Generating the html files can be done with the following command. Notice the
--branch argument.
grcov . --binary-path ./target/debug/ -s . -t html --branch --ignore-not-existing -o ./coverage/
The generated coverage report is available at ./coverage/index.html.
Navigating to one.rs I saw that it reported 100% branch coverage and that the
baz(flag)?; was green.. This seemed to contradict the CLI output of llvm-cov
show command. Also the if/else condition in baz() was not marked, the
statement was.
grcov seemed like a non starter for showing branch coverage.
codecov
codecov was the next tool to try out for branch coverage.

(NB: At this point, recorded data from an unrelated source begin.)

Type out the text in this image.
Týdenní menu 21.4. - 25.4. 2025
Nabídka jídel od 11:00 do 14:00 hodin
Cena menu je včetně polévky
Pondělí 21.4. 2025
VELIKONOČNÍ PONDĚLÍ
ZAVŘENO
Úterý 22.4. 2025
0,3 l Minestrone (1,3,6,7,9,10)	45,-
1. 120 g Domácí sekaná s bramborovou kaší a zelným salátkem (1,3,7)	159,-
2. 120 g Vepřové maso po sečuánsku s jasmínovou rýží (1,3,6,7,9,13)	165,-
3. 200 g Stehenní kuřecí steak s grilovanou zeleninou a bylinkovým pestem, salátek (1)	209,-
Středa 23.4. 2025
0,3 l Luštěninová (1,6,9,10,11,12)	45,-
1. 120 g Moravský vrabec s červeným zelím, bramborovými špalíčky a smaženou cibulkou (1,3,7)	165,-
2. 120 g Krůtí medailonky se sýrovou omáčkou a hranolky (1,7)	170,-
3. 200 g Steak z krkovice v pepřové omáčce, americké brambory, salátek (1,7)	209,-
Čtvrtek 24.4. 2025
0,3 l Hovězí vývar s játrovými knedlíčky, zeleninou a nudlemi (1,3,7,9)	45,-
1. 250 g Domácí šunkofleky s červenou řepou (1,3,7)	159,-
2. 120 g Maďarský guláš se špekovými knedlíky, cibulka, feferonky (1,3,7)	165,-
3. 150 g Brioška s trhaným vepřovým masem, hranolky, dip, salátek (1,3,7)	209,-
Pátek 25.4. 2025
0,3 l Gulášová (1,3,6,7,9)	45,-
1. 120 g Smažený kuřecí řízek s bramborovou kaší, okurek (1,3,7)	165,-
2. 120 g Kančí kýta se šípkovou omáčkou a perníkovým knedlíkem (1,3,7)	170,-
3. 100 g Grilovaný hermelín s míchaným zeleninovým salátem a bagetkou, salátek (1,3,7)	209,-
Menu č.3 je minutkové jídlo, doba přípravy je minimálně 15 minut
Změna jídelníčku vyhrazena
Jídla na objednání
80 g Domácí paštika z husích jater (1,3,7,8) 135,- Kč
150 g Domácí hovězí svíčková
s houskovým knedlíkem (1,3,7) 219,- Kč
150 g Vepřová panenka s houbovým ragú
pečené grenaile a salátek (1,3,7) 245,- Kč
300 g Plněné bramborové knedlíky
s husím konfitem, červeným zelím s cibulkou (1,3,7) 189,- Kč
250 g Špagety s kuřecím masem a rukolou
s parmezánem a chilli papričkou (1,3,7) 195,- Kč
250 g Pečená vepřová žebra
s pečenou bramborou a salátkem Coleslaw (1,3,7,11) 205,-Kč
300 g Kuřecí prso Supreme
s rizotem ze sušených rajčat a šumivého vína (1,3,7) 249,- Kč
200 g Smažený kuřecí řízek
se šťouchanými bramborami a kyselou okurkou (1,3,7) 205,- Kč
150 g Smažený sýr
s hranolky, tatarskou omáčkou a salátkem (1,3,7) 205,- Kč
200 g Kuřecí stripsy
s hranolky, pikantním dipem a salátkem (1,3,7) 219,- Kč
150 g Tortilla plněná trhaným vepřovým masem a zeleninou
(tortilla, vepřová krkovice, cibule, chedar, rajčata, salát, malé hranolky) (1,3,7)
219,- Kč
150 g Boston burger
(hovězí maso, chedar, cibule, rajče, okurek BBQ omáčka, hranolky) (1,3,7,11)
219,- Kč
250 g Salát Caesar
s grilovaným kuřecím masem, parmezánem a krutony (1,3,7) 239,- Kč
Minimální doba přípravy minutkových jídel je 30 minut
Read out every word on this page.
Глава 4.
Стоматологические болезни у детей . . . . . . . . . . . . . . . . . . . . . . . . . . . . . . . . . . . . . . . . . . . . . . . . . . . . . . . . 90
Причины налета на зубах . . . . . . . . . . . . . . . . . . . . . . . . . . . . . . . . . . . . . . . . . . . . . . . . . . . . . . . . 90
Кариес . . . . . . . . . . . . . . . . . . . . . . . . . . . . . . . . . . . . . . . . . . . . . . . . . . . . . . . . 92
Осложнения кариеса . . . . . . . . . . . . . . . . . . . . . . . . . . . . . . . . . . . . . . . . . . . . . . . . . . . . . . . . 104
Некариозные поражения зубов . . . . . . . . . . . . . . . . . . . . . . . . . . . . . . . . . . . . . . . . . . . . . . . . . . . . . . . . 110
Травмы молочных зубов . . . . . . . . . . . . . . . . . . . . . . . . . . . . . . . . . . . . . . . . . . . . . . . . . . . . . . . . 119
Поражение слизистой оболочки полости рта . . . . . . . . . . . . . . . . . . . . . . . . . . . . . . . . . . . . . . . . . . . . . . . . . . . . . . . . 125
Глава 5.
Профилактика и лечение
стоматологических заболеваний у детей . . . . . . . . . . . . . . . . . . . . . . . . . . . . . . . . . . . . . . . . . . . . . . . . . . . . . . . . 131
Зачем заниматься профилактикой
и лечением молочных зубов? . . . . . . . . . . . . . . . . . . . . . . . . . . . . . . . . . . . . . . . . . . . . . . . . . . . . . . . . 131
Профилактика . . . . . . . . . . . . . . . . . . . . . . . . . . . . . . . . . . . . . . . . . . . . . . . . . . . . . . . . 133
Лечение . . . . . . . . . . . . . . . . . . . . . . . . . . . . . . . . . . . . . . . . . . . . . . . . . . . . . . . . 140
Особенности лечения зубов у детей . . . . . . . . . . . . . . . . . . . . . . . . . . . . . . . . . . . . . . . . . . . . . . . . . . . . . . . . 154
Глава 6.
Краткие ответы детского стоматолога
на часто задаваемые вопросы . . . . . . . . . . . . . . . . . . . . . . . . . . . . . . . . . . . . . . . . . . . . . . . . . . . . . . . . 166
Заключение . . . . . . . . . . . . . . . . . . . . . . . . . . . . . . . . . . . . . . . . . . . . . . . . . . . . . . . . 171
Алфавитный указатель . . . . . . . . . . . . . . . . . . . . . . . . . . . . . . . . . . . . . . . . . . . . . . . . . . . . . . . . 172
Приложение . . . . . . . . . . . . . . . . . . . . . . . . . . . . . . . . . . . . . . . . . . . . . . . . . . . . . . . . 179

I located cargo-llvm-cov published by
[taiki-e][https://github.com/taiki-e]. Using the action settings provided in
the repo’s README.md.
name: Coverage
on: [pull_request, push]
jobs:
coverage:
runs-on: ubuntu-latest
env:
CARGO_TERM_COLOR: always
steps:
- uses: actions/checkout@v3
- name: Install Rust
run: rustup toolchain install stable --component llvm-tools-preview
- name: Install cargo-llvm-cov
uses: taiki-e/install-action@cargo-llvm-cov
- name: Generate code coverage
run: cargo llvm-cov --all-features --workspace --lcov --output-path lcov.info
- name: Upload coverage to Codecov
uses: codecov/codecov-action@v3
with:
token: $ # not required for public repos
files: lcov.info
fail_ci_if_error: true
Similar to grcov, the resultant coverage run didn’t show the missing
branch at ?. It did show the missing line for the if in baz(), but it did
not show the partial for only hitting the if condition false.
Regions
At this point I decided to do some googling. I ran across https://github.com/rust-lang/rust/issues/79649. In particular this comment, https://github.com/rust-lang/rust/issues/79649#issuecomment-1120040546.
It seems that branch coverage is not currently supported for rust’s source based
code coverage. Region based coverage is available and that’s what was
actually being seen by llvm-cov show.
Summary
Branch based source code coverage is not currently supported by rust’s instrumentation coverage.
Per the comment https://github.com/rust-lang/rust/issues/79649#issuecomment-1121561058
Implementation (MIR) wise, all the counters are there. https://rustc-dev-guide.rust-lang.org/llvm-coverage-instrumentation.html is very detailed about how this all works. And in theory, implementing branch coverage would consist of introducing new counters that just “reference” existing counters for the true/false branch.
I want to look through
https://www.llvm.org/docs/CoverageMappingFormat.html and see if there is a way
to derive or convert the region information into lcovs branch format. It may
be that the information is lost by the time we get to the llvm output format.